Here at the American Council, hardly a day goes by when we don't write about, or at the very least encounter, bad studies. They are often published in journals that have few or even no standards. This is business as usual.
What is not business as usual is a recent paper that somehow found its way into JAMA Internal Medicine and has been infuriating physicians (and rightly so) since its publication last week. This paper, courtesy of Dr. R. Adams Dudley from University of California San Francisco (1) is profoundly flawed and biased.
Maybe even evil. The premise of this paper, as well as its implied conclusion, is that doctors are so corrupt and greedy that buying them a hamburger will make them prescribe more expensive drugs for their patients.
The group examined the relationship between physician prescription practices in 2013 and whether a doctor was given a free, cheap ($20 or less) meal at a presentation about a particular drug. The study's message — which I'm betting was predetermined, regardless of data — was that doctors are such whores that they will write prescriptions for more expensive drugs simply because they got a free cheeseburger.
"Receipt of industry-sponsored meals," wrote the authors of the study, "was associated with an increased rate of prescribing the brand-name medication that was being promoted."
What a load of crap. The flaws and biases in this study are blatantly obvious to anyone who has ever debunked garbage studies. In case you haven't, this might help:
- The dataset consisted of 279,669 physicians who attended presentations where a newer, more expensive drug in one of four classes was discussed
- Of this group, 63,524 were reimbursed for meals (average cost was less than $20)
- The physicians who were reimbursed were more likely to change from a cheaper and/or generic drug to a newer, more expensive version, for example Crestor instead of Lipitor (2)
- Therefore,"Receipt of industry-sponsored meals was associated with an increased rate of prescribing the brand-name medication that was being promoted."
Here are the problems: Of the nearly 280,000 doctors who attended these presentations, only 23 percent bothered to submit receipts for reimbursement of the meal. This alone shows that they were more interested in the lecture than the money. These physicians wanted to improve their knowledge, not save a few bucks on lunch. This is not mentioned.

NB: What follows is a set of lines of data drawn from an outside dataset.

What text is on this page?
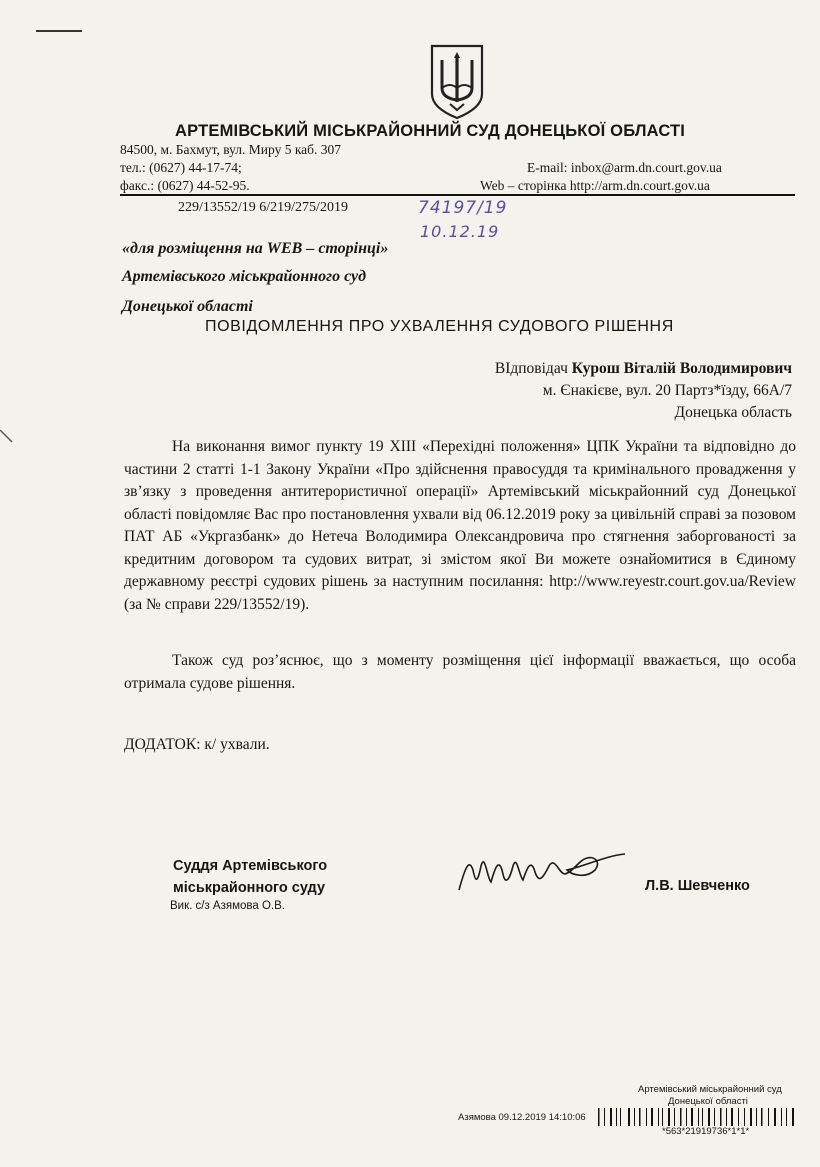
АРТЕМІВСЬКИЙ МІСЬКРАЙОННИЙ СУД ДОНЕЦЬКОЇ ОБЛАСТІ
84500, м. Бахмут, вул. Миру 5 каб. 307
тел.: (0627) 44-17-74;
факс.: (0627) 44-52-95.
E-mail: inbox@arm.dn.court.gov.ua
Web – сторінка http://arm.dn.court.gov.ua
229/13552/19 6/219/275/2019	74197/19
10.12.19
«для розміщення на WEB – сторінці»
Артемівського міськрайонного суд
Донецької області
ПОВІДОМЛЕННЯ ПРО УХВАЛЕННЯ СУДОВОГО РІШЕННЯ
ВІдповідач Курош Віталій Володимирович
м. Єнакієве, вул. 20 Партз*їзду, 66А/7
Донецька область

На виконання вимог пункту 19 XIII «Перехідні положення» ЦПК України та відповідно до частини 2 статті 1-1 Закону України «Про здійснення правосуддя та кримінального провадження у зв’язку з проведення антитерористичної операції» Артемівський міськрайонний суд Донецької області повідомляє Вас про постановлення ухвали від 06.12.2019 року за цивільній справі за позовом ПАТ АБ «Укргазбанк» до Нетеча Володимира Олександровича про стягнення заборгованості за кредитним договором та судових витрат, зі змістом якої Ви можете ознайомитися в Єдиному державному реєстрі судових рішень за наступним посилання: http://www.reyestr.court.gov.ua/Review (за № справи 229/13552/19).

Також суд роз’яснює, що з моменту розміщення цієї інформації вважається, що особа отримала судове рішення.

ДОДАТОК: к/ ухвали.
Суддя Артемівського
міськрайонного суду
Вик. с/з Азямова О.В.
Л.В. Шевченко
Артемівський міськрайонний суд
Донецької області
Азямова 09.12.2019 14:10:06
*563*21919736*1*1*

And, what about the 77 percent of doctors who did not turn in receipts? Did they also write prescriptions for newer, more expensive drugs? Did they do this more, less, or the same as the 23 percent? Not a word.
Four classes of drugs were chosen for this study. Why these four? Are there other classes of drugs where this effect is not seen? Or reversed? Not a word. How about the possibility that the doctors who went to the seminars actually learned something, and that it was this that changed their prescription choices? For example, Crestor is more potent than Lipitor (2). Perhaps some cardiologists were convinced that Crestor would be a better choice for some of their patients. Not a word.
Food is routinely provided by hosts of seminars. How is this different?
To do this study correctly (and good luck with this), four groups of physicians would be needed (3):
1. A group of doctors who neither attended a lecture nor got lunch
2. A group of doctors who got no lunch but did attend a lecture
3. A group of doctors who got lunch but did not attend a lecture
4. A group of doctors who got lunch and did attend a lecture
The UCSF group had only #4. Coincidence? You tell me. But, in the absence of the other three groups, no meaningful conclusion can be drawn. But, is it unlikely that the authors wanted a meaningful conclusion. They wanted to get their biased study into the news.
And, it worked. Go to Google News. Type in "doctors prescribing free meals." You'll see 120,000 hits. The ones I saw all had the same basic message. Congratulations, guys. Your cheap shot paper made doctors look bad, even though they are not.
But, you made yourselves look even worse (4).
(1) Other affiliations: University of Hawaii, Pacific Health Research and Education.
(2) In the SATURN trial, Crestor modestly outperformed Lipitor in disease regression and lowering of LDL.
(3) Thanks to Dr. Stan Young for help with this analysis.
(4) The JAMA editorial board ain't looking so hot right now either.